Вода, огонь, разломы, шрамы – всякий раз. Жизнь и смерть, слившиеся в пылком поцелуе. С игрой света и теней эти безумные творения леденили кровь и, казалось, были созданы психопатом. А между тем они являлись плодом работы мозга тридцатитрехлетней женщины, дипломированного криминолога и психолога, специалиста по уголовному праву, эксперта при судах Лилля и Дуэ. Страдающей водобоязнью – в море и бассейне – и нарколепсией.

В глубине этого логова, прикрепленные кнопками к прямоугольной доске над тиковым столом, висели фотографии детей. И это уже были не монтажи. Лоскутное одеяло из открытых улыбок, хрупких фигурок, детских поз. Вот девочка – Алиса – сидит у подножия маяка в Плуманаке, белые зубки и невинный вид под ярким солнцем. Вот мальчик – Артур, – в футбольной форме, под мышкой мяч с подписью Зинетдина Зидана. Срезы жизни, интимные моменты, которые в нормальном мире навсегда остались бы в семейном кругу. Но в этом декабре 2014 года никто не жил в нормальном мире уже давно, и Абигэль знала это лучше, чем кто бы то ни было. Этот кабинет, эти лица, книги о худших преступниках планеты, запертые на ключ шкафы, ломящиеся от дел одно другого страшнее, были тому вопиющими свидетелями.

– Уже три часа утра, Аби, пора. Леа нас ждет.

Абигэль сидела, уставившись на детские лица, которые знала наизусть, – Артур, с его белокурой прядкой и вздернутым, точно стружка, носиком, Виктор, с веснушками на высоких скулах и покатым лбом, Алиса, красавица Алиса, похожая на героиню сказки, – когда голос ее отца раздался гулко, словно из мегафона. Вот и доказательство, что она задремала, на грани сна и яви. Поворот головы. Ив стоял в дверях святилища, не смея войти. Он смотрел на сюрреалистические фотоколлажи, которые его дочь делала терпеливо – и не без таланта – вот уже несколько лет, воспроизводя жуткие сцены своих кошмаров.

– Бери свой чемодан, – сказал он, потирая плечи, словно желая согреться. – Поехали.

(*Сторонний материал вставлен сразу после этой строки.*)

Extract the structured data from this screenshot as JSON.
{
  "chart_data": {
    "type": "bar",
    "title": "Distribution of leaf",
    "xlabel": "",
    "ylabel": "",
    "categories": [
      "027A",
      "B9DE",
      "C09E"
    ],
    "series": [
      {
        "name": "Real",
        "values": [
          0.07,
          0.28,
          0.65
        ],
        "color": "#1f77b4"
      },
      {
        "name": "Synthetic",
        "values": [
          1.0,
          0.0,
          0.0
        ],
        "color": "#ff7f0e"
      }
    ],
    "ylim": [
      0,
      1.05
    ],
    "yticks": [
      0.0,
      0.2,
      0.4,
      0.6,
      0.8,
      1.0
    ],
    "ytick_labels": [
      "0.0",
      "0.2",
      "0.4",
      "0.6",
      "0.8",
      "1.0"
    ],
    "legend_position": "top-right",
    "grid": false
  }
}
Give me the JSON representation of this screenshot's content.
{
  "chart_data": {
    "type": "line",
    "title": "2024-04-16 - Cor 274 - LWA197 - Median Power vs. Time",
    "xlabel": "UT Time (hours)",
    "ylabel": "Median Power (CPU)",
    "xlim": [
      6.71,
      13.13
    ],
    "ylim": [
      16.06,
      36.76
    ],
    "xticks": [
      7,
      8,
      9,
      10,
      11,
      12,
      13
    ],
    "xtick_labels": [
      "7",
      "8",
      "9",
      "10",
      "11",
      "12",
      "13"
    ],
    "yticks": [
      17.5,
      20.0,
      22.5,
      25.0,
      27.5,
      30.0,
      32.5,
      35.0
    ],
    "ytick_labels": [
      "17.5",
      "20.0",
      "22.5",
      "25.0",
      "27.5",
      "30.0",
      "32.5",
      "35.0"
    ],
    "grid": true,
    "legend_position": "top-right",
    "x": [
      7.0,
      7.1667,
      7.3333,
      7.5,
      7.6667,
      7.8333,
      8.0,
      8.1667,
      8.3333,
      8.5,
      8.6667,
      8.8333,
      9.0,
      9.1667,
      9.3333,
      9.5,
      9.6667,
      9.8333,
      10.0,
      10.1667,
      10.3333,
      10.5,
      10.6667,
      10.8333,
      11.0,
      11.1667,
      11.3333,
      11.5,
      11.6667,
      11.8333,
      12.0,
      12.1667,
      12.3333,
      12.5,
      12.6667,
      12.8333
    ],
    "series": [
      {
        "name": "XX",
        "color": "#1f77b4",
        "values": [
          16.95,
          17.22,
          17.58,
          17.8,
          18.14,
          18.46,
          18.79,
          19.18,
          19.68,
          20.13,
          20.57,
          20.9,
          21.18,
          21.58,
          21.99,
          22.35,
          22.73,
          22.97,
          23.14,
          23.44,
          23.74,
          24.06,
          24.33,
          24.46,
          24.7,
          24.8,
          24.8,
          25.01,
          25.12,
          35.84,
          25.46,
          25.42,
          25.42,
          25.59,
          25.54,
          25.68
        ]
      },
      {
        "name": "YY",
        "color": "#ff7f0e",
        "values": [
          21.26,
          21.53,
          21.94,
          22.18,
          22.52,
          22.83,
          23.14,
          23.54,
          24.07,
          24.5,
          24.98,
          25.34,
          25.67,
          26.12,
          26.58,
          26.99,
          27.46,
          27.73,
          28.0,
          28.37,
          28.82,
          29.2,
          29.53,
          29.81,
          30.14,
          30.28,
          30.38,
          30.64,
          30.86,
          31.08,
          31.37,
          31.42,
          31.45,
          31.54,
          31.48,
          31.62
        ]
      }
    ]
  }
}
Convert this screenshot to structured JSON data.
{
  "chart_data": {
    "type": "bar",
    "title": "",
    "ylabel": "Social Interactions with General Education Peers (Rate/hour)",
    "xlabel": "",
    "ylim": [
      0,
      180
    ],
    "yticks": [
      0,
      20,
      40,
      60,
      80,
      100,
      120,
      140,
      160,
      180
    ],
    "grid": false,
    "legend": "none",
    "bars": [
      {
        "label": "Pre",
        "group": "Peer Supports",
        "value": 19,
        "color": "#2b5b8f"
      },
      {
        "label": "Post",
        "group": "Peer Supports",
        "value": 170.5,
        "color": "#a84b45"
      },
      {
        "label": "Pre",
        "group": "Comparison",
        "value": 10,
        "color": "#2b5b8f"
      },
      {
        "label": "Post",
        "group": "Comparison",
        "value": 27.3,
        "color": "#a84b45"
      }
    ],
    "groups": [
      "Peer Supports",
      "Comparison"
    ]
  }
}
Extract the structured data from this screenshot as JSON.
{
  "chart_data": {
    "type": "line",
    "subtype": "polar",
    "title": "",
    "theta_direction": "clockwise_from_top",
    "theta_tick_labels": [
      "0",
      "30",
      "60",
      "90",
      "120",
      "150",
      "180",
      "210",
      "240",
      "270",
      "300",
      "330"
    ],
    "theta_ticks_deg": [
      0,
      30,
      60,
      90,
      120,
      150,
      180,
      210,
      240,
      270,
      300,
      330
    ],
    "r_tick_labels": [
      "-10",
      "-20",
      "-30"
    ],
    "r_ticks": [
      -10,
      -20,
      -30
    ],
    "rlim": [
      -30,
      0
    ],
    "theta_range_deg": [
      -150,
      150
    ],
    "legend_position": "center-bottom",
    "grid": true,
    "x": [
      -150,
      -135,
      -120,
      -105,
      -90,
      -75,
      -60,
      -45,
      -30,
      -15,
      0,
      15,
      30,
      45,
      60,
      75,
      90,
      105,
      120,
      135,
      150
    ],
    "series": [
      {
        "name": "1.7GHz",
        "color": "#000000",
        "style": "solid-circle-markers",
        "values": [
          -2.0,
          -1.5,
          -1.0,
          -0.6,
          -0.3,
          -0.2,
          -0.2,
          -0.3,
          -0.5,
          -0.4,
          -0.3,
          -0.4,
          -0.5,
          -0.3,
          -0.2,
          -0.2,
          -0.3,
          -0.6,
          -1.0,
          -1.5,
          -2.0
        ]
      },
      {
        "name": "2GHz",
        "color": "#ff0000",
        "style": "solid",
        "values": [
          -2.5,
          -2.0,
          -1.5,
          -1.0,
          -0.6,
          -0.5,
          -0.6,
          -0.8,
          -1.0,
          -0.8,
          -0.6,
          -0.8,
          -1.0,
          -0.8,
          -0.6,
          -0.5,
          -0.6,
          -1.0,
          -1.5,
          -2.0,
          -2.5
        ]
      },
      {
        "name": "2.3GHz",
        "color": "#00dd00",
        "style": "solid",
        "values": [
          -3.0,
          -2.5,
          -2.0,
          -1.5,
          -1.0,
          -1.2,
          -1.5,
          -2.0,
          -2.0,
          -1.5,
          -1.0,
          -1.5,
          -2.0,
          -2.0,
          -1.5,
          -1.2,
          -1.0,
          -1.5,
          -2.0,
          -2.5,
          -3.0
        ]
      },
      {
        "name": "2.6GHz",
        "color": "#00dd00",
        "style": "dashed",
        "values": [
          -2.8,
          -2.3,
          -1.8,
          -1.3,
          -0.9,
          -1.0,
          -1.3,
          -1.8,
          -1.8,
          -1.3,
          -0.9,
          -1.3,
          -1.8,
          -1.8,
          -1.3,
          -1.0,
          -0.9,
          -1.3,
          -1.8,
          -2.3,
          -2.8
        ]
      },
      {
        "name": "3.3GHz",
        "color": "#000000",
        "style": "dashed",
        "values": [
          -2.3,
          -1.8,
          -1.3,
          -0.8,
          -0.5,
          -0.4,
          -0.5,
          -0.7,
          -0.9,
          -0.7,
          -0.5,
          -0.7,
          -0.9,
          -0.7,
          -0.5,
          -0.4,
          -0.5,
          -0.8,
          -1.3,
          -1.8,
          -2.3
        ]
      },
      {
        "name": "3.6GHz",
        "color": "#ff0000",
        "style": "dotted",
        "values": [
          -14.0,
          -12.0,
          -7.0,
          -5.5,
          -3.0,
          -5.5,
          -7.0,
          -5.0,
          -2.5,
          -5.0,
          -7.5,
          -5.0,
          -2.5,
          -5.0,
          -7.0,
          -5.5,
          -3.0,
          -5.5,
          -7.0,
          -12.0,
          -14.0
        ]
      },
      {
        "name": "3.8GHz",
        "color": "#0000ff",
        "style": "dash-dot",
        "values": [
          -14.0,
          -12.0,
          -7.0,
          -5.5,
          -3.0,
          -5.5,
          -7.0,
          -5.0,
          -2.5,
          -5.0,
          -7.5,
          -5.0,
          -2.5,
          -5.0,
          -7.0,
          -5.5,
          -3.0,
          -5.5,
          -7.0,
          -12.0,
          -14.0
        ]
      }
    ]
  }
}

Шале в Сентер-Парк забронировано с девяти часов.

За два года отец Абигэль изменился до неузнаваемости. Минус десять килограммов, впалые щеки, лысая голова, ни следа короткого ежика, который он носил в годы службы во французской таможне. В пятьдесят шесть лет он выглядел на все десять старше.

– Я не уверена, что это хорошая идея, папа. Ты свалился вчера как снег на голову, втемяшив себе, что мы должны поехать в этот Сентер-Парк или уж не знаю куда. Я работаю над важным делом и…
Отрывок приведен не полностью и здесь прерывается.